Diese Gelegenheiten nutzte sie dann auch, um vor Tausenden ihre religiösen Vorstellungen zu verkünden. Sie bewegte die Massen derart, dass sie sowohl aus Baden, dem Elsass und auch aus Basel als staatsfeindlich des Landes verwiesen und im Juli 1817 unter polizeilicher Bewachung über Leipzig und Königsberg auf russisches Gebiet abgeschoben. An der russischen Grenze wurde ihr mitgeteilt, dass sie weder in St. Petersburg, noch in Moskau erwünscht wäre (Zar Alexander I. hatte sich in der Zwischenzeit von ihr abgewandt.)

Sie zog sich zuerst auf ihr Gut Kosse in Livland zurück, erhielt dann aber 1821 von Zar Alexander I. die Erlaubnis, ihre kranke Tochter Juliette in St. Petersburg zu besuchen, wo sie sich lebhaft für die griechische Revolution einsetzte. Als der Zar ihr das 'Schweigen auferlegte', zog sie sich verbittert auf ihr Gut Kosse zurück.

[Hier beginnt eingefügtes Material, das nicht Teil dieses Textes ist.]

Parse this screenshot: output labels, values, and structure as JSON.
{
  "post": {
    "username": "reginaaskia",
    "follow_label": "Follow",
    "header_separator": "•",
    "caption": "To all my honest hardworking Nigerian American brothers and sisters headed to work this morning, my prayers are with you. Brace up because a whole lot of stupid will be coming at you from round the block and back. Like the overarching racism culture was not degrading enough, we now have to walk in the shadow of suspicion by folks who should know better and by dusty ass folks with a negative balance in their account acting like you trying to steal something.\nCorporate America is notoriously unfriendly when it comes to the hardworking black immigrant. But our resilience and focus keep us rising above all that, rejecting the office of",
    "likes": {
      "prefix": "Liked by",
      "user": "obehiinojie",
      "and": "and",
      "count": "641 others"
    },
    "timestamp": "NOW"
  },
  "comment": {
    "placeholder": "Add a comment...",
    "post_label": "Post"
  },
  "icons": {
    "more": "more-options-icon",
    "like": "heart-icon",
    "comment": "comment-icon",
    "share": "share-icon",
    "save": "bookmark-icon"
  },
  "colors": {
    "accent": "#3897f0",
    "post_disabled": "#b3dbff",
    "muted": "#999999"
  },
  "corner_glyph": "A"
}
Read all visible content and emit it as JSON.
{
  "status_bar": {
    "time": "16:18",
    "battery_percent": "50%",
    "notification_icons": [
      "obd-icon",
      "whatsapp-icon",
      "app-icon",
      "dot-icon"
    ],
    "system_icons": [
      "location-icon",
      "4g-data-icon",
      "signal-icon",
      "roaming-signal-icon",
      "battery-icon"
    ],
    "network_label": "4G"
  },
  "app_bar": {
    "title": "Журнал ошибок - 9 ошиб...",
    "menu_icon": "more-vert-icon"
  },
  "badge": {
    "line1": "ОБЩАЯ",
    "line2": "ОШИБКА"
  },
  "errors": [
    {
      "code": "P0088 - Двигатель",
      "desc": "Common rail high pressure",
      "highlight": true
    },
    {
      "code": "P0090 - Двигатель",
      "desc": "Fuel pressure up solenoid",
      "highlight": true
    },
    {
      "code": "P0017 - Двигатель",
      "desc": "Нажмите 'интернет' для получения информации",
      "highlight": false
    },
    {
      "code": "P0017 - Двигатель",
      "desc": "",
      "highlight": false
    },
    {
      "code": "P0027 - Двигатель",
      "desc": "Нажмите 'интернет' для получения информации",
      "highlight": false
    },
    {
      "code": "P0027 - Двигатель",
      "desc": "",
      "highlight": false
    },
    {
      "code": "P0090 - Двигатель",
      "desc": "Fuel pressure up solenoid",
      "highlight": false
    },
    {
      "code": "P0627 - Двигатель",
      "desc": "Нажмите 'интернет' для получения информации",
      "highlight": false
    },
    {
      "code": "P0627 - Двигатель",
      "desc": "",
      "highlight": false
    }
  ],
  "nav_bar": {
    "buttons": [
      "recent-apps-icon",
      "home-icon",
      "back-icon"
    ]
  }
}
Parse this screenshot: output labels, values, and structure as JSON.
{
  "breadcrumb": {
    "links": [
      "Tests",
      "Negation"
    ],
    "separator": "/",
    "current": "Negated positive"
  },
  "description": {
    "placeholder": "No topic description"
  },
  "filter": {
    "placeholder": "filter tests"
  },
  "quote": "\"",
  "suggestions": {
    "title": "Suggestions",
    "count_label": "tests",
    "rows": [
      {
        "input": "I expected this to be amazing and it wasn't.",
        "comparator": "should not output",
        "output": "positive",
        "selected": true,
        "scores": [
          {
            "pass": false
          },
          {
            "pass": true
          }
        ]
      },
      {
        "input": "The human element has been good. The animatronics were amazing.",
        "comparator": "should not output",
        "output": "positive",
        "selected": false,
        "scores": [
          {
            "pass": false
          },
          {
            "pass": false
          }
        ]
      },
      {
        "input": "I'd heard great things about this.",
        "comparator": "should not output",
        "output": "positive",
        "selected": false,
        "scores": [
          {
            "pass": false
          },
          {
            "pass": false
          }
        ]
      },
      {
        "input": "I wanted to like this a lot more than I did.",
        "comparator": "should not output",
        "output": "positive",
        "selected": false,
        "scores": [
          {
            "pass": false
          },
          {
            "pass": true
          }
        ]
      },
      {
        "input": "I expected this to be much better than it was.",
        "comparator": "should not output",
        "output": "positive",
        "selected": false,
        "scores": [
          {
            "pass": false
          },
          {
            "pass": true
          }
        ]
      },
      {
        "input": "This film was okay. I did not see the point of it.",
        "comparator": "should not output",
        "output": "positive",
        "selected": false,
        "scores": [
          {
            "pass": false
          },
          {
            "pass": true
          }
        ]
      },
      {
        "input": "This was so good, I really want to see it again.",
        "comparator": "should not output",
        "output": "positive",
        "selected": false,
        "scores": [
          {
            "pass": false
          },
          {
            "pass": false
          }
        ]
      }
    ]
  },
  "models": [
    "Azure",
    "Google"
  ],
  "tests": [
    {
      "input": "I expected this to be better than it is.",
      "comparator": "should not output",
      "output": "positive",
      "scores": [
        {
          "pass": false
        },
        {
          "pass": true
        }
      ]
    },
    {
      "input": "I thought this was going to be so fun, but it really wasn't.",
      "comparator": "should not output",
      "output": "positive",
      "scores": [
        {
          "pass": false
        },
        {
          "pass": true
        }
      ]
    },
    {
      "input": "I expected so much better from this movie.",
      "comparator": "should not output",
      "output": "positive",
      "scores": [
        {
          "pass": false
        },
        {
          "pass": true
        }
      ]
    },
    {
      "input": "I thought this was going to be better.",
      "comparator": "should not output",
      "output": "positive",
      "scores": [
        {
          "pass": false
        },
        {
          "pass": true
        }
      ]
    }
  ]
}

Im Frühjahr 1824 fuhr die an Brustkrebs leidende von Krüdener mit ihrer Tochter, deren Mann, dem russischen Staatsrat Franz Karl Berkheim, und in Gesellschaft der Fürstin Golízyn auf die Krim, wo sie am 13. Dezember/25. Dezember [Julianischer Kalender/Gregorianischer Kalender] desselben Jahres in Karasu-Basar (heute: Bilohirsk) starb.

 

Unter ihrem Fenster stürzte ein von ihrer Koketterie Bezauberter, während er sie grüßte, plötzlicheen Todes nieder. Das erschreckte sie zu jenem Tode, der das Leben giebt. Ihr Gewissen erwachte, ihr Geist war gedemüthigt, ihr Herz erschlagen. (aus: Karl Friedrich Theodor Schneider: Deutsche Zeitschrift für christliche Wissenschaft und christliches Leben, N° 5, Berlin, 31. Januar 1857)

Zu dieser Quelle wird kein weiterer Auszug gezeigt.